Here @Kuovonne has summarized well the issue with arrays… It’s not a problem in Airtable, rather Airtable doesn’t tell much and there isn’t much obvious guidance how to resolve it. So that may be the case here too?
If nothing helps, maybe provide link to sample data tables and share the table here.
But the weird thing is that when I manually re-enter the figures in the Transactions table, I am still getting these extra decimals at the end which is quite strange.
In the Transactions table, I manually changed the values from 164.00 → 164.10 & 161.80 → 161.90 (as per screenshot below), and the rounding error is still occurring.
Just something to keep in mind … rounding individual numbers and rounding result, there may show different, not sure if this would apply here, but just mentioning it in case…
1.0015
1.0035
1.0045
Each of these rounded gives one.
However total is 3.95 and rounded is 4.
So that is always issue with rounding, so keep that in mind.
However, I would also check the roll up function because that is using some formula, no? Are you totalling the numbers per client? When you roll up numbers there using SUM function, check there if you don’t need to add the rounding there into the roll up field function.
I am not sure I understand how your table is setup but I assume is this:
Transactional table
Client A … Credits … Debits …
Client A … Credits … Debits …
Client D … Credits … Debits …
Client A … Credits … Debits …
Client D … Credits … Debits …
Client C … Credits … Debits …
Client table
Client A
Client B
Client C
Client D
Now you are rolling up the transaction of each individual client from Transaction table, right?
Also, when you say you have “Imported Balance” field, where does that come from, are these from some other place you keep track of it manually, or does the Imported Balance come from Transaction table?
Also, just make sure… there is a difference between ROUND(X,2) formula rounding to 2 digits and simply showing only 2 digits in a number field (formatting).
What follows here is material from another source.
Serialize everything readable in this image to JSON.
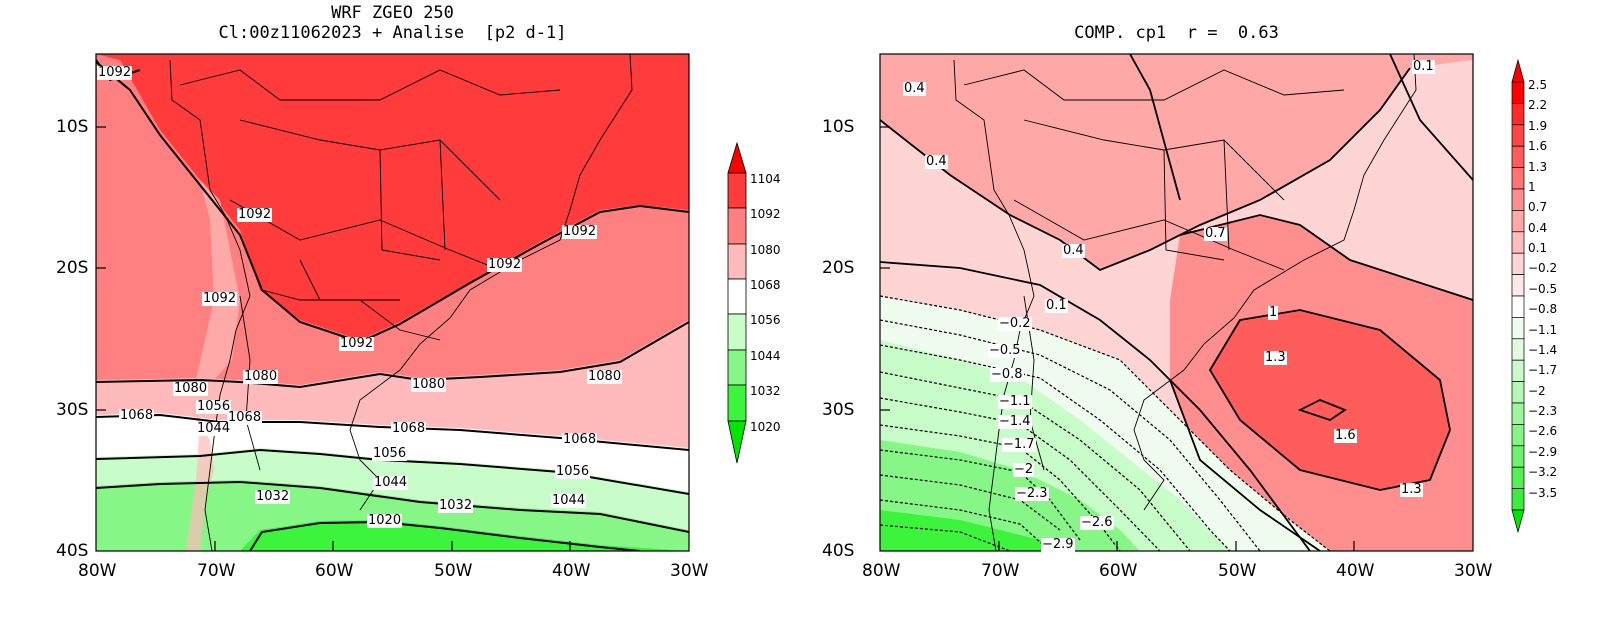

Sometimes that causes a difference and it is not obvious on the first look.
As always, would help you to get answers if you share your table with sample data.
Yes, it’s a Rollup using a SUM(values) formula. But since there was only one record per client on the initial import, there was no summing of multiple transactions for now.
That was one of the imported field values too. But it was just imported as a ‘checksum’ to ensure the rolled up values from the transactions table matched it (which they didn’t).
I only used the number field display formatting for all the fields. The only ROUND formula I added was after your suggestion which enabled me to ‘fix’ the issue by making the rolled up values just have 2 decimal places.
I’ve actually been in touch with Airtable support about the issue when I change the numbers in the Transactions table still adding all those extra decimal places to the numbers. It’s been escalated and I’m just waiting on a response.
Thanks @bfrench. Airtable support also confirmed it is a floating point issue like you mentioned. They also suggested using the ROUND function (as mentioned by @itoldusoandso earlier) as a workaround for the issue.
Yep - it’s one of the many ways to deal with the reality that silicon is unable to handle the true nature of numbers.
In my view, Airtable should do more to make this less likely to be seen. It will always occur because of the architecture of the hardware, but mitigation should not be left to the no-codeists who vastly use this platform.